Analysis of variable porosity, thermal dispersion, and local thermal non-equilibrium on two-phase flow inside porous media

This work involves the numerical simulations of two-phase flow inside porous media and the associated phase change processes in order to investigate the effects of thermal dispersion and variable porosity near the wall boundary. The modified enthalpy formulation has been employed. The mathematical model for the conservation of energy is based on the assumption of Local Thermal Non-Equilibrium (LTNE) condition. The relevant parameters such as free stream porosity, pore diameter, thermal conductivity of the solid phase, heat flux and Reynolds number have been used to analyse the significance of the above mentioned effects. The governing equations have been discretised using the Finite Volume Method (FVM). The developed two-dimensional code has been validated against experimental data, which definitely display that there is a good agreement between them.
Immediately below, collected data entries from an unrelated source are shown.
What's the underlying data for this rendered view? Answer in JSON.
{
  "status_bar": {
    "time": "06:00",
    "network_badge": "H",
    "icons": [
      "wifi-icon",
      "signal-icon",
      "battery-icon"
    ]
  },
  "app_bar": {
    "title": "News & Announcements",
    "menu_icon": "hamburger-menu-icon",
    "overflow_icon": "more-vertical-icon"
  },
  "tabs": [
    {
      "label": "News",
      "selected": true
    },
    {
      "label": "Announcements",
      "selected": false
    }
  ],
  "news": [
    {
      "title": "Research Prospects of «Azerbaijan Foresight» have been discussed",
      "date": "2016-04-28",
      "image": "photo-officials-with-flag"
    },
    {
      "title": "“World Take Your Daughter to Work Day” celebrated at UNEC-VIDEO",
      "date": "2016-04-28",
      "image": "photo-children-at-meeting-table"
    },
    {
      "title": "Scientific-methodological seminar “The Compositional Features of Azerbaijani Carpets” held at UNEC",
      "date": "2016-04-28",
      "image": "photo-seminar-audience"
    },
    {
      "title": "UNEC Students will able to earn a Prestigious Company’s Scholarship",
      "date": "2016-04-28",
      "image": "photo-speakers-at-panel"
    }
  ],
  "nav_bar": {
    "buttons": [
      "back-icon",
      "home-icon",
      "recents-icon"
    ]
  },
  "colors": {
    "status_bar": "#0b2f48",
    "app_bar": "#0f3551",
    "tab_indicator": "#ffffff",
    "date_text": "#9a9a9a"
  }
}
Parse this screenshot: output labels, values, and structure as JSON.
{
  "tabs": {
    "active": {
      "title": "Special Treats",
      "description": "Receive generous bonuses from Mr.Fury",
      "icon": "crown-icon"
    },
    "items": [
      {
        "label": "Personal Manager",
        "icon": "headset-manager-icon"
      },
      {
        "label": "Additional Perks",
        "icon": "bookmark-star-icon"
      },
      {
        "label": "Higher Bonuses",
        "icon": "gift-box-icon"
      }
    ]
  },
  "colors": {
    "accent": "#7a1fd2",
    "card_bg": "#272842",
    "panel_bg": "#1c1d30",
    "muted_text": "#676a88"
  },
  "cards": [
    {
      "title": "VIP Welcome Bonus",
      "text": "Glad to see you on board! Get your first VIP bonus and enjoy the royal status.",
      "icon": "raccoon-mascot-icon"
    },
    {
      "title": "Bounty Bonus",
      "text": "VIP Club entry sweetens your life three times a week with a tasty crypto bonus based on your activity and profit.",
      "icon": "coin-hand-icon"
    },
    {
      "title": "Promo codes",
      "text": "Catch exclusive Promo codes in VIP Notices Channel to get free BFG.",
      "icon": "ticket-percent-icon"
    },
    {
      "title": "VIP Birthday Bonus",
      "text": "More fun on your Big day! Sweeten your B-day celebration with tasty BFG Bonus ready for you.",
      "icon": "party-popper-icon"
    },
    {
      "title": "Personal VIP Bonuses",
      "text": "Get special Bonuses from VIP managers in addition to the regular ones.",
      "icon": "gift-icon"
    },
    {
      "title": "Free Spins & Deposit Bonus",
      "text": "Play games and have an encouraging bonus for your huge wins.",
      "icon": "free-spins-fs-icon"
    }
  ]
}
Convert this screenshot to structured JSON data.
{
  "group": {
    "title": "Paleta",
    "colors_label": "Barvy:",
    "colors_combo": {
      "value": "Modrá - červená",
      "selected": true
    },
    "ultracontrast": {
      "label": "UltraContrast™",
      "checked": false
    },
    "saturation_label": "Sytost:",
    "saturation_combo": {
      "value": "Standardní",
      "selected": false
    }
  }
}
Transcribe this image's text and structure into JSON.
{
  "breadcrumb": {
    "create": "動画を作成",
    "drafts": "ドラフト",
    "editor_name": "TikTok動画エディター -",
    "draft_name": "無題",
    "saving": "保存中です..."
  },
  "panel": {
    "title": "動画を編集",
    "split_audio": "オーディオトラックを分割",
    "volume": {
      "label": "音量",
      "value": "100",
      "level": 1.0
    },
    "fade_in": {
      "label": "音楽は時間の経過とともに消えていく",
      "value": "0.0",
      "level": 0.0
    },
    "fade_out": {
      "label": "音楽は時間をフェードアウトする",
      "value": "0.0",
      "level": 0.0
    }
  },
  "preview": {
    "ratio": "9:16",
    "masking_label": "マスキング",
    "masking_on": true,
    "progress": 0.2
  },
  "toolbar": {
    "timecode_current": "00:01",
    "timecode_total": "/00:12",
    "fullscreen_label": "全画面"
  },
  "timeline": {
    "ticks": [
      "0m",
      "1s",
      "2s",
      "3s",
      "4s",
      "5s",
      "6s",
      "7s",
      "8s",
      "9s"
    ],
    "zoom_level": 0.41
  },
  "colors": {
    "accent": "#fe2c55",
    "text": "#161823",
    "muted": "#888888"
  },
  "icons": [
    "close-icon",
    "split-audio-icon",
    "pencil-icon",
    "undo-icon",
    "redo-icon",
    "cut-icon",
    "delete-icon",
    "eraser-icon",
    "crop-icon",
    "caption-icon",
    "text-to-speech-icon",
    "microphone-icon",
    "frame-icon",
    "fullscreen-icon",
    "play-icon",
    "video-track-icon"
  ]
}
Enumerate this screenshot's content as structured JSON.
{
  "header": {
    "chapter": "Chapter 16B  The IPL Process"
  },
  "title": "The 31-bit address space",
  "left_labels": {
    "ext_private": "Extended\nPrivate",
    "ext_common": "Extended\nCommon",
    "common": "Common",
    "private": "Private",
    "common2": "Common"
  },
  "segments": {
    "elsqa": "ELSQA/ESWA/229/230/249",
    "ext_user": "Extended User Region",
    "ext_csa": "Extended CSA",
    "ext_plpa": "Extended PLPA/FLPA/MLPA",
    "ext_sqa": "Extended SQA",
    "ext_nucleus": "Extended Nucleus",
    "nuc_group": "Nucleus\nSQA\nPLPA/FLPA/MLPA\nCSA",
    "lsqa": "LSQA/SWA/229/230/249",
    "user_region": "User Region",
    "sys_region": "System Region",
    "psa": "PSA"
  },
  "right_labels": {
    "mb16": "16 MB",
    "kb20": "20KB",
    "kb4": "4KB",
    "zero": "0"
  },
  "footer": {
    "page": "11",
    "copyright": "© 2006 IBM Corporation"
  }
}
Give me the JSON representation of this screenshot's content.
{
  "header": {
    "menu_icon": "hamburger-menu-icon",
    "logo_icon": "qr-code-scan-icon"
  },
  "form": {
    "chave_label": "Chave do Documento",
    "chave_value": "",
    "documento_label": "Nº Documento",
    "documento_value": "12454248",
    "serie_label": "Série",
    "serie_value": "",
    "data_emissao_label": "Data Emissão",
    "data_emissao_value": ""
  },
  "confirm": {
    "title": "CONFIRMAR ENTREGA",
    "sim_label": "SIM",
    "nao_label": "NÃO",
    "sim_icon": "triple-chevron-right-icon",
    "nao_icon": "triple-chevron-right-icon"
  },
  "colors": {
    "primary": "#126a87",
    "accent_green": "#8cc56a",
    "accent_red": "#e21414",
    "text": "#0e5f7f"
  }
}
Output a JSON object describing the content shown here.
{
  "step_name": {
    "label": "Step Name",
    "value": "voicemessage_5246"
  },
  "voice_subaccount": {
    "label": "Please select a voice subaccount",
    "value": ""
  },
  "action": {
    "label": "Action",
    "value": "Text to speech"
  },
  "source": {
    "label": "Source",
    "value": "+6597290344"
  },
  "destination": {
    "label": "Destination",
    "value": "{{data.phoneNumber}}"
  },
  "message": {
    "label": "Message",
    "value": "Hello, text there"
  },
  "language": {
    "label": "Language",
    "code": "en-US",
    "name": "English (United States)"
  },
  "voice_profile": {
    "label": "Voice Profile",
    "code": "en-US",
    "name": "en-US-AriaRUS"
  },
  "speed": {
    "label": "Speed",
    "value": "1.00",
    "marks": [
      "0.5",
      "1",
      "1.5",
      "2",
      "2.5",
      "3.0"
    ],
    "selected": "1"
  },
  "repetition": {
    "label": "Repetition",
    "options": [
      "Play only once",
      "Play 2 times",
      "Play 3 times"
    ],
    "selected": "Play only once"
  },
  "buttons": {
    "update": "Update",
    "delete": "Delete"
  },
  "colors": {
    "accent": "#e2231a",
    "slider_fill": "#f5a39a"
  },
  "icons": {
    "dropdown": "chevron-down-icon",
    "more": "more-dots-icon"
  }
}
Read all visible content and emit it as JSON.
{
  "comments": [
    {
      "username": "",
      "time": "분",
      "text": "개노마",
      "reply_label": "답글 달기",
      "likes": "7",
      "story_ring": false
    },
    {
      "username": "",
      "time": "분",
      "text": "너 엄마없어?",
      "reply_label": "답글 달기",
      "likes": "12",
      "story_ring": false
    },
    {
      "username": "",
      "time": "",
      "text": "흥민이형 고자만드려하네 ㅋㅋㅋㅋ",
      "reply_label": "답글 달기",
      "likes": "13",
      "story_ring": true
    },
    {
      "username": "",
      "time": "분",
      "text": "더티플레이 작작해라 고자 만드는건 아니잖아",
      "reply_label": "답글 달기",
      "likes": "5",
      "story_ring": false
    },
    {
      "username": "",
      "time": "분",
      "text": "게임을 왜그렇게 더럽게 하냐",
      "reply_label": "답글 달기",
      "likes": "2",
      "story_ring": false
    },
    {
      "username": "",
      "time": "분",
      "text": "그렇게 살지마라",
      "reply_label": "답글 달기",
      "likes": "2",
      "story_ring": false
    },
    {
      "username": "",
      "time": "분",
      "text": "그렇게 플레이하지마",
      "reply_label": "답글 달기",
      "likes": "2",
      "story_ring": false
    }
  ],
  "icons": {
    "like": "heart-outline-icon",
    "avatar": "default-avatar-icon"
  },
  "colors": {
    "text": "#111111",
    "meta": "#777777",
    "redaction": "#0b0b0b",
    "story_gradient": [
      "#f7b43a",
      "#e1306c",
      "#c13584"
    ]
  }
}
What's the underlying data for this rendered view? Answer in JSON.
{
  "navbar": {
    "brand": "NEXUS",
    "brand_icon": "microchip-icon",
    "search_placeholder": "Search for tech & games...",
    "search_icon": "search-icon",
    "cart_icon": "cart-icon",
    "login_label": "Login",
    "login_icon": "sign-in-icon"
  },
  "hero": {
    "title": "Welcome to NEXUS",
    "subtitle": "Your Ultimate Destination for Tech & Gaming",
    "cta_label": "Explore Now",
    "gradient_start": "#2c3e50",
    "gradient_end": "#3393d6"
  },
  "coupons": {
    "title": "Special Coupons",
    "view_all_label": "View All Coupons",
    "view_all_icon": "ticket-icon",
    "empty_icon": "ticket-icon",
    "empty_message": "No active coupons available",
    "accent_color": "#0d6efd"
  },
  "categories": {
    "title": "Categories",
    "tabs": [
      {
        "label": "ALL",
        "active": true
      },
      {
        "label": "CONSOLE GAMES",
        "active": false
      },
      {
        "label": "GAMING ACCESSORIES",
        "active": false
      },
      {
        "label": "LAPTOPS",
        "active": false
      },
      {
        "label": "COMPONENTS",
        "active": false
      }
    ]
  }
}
The numerical results indicated that considering the effects of thermal dispersion and variable porosity is significant, particularly near the heated wall. It is also observed that those two effects become more pronounced for the large values of pore diameter, free stream porosity and Reynolds number. The effect of variations in the free stream porosity, Reynolds number and the pore diameter becomes substantial near the wall when thermal dispersion and variable porosity effects are included, whereas the effect of variations in the heat flux and thermal conductivity of the solid phase have minor influence on the temperature distribution near the heated wall. It is evident that adding the effect of variable porosity and thermal dispersion have significant impact on the initiation and termination of phase change process, especially in the superheated vapour region as compared to the results that obtained by excluding those two effects. In general, it has been found that the present model provides a lower maximum fluid temperature near the wall as compared to that obtained by excluding those effects. Therefore, excluding these effects may lead to inaccurate predictions of two-phase flow with phase change process inside porous media. Most importantly, the thermal dispersion in the transverse direction plays an important role in the dispersion phenomenon inside porous media owing to the thermal boundary layer growth is more dependent on the transverse diffusion as compared to the axial diffusion.